Выхода нет, пришлось раскошелиться, и господин сенатор, роняя крупные, как горошины, капли пота, наскреб в своих карманах горсть серебряной мелочи — ровно на один золотой талер. Сказав, что остальное он "принесет потом" (вторая венгерская черта характера), Госновитцер с недовольным ворчанием сел на свое место.
— А теперь — мир! — удовлетворенно провозгласил старец, потянув из табакерки. — И давайте покончим с гороховыми полями. Завтра же надо произвести официальный осмотр места происшествия. Все прочие необходимые шаги пусть от имени городского сената предпримет господин Нусткорб. Не знаю, куда и в какой форме нам нужно обратиться с этим иском: к государственному казначею или к наместнику короля? Но уж если у господина Нусткорба зачесались руки, пусть он этим делом и займется.
Нусткорб наклонил голову в знак того, что он подчиняется приказу.
— Ну, пора уже перейти к самому срочному делу, ради которого мы, собственно, и собрались: надо обсудить, какие почести мы должны оказать нашему любимому бургомистру. Я предлагаю, почтенный сенат, считать кончину господина Крамлера нашей общей утратой и похоронить его за счет городской казны. (Всеобщее одобрение.) На всех общественных зданиях города вывесить черные флаги. Пусть тело покойного до похорон, то есть в течение трех дней, лежит в большом зале ратуши, а возле него в почетном карауле днем и ночью будут стоять четыре гайдука с обнаженными саблями и горящими факелами. Все эти три дня через каждые три часа пусть звонят все колокола нашего города. Кроме того, я предлагаю похоронить покойного бургомистра возле кафедрального собора, — там, где спят вечным сном другие великие люди города Лёче.
— Принято!
— Надгробную плиту — из белого или серого мрамора — со скульптурным изображением покойного мы закажем (тоже за счет городской казны) знаменитому резчику Йожефу Томишу из Кешмарка и установим ее в нише, в стене собора. Тратиться так тратиться! Отдадим распоряжение, чтобы во время похорон все лавки в городе были закрыты, а городские ворота заперты, дабы проезжие не громыхали своими телегами и вообще чтобы вся жизнь в городе замерла! Вот какие меры я считаю необходимыми.
— А я считаю, — скромным голоском, словно его подменили, предложил Госновитцер, — что для зала совещаний мы должны заказать портрет усопшего.
— Конечно! Само собою разумеется! — слышалось со всех сторон.
— Итак, я объявляю все это как решение сената! — заявил Мостель, поднимаясь со своего места. — И поскольку все вопросы настоящего заседания исчерпаны…

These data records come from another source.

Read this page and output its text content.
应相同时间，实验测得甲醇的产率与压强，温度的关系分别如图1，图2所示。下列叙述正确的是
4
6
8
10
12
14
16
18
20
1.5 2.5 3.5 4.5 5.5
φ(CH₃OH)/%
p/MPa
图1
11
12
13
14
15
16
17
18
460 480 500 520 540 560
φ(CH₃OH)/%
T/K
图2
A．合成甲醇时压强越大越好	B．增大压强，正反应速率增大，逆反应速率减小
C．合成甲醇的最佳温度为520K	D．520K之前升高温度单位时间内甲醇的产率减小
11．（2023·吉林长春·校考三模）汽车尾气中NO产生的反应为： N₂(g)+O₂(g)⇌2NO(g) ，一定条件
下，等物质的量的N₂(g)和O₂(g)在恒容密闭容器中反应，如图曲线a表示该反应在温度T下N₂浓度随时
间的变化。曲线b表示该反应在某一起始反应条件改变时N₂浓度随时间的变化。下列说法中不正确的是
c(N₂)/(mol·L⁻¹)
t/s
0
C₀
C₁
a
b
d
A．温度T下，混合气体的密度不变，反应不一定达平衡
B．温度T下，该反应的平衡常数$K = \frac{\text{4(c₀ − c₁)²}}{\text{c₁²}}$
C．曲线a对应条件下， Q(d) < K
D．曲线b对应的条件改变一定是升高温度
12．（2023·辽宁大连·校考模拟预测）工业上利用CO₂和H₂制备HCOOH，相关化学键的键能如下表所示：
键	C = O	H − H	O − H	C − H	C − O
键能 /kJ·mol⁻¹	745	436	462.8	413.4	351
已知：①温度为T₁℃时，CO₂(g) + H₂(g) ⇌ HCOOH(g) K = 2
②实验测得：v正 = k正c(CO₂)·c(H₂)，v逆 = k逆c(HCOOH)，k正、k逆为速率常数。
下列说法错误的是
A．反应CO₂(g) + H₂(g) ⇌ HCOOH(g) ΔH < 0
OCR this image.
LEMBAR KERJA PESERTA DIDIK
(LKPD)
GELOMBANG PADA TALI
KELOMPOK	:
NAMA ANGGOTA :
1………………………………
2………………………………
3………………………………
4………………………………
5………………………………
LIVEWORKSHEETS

Однако в этот миг господин Бибера, ухватив председателя за полу кафтана, запротестовал:
— Как то есть — «исчерпаны»? Нет, погодите, сударь! Самого важного мы не сделали: нужно утолить гнев народный. Для мертвого мы так или иначе много сделать не сможем: он покоен и без наших почестей. А вот спокойствие живых — важное дело! Речь идет о чести города, об оскорблении, нанесенном ему. Это мы не можем откладывать ни на час.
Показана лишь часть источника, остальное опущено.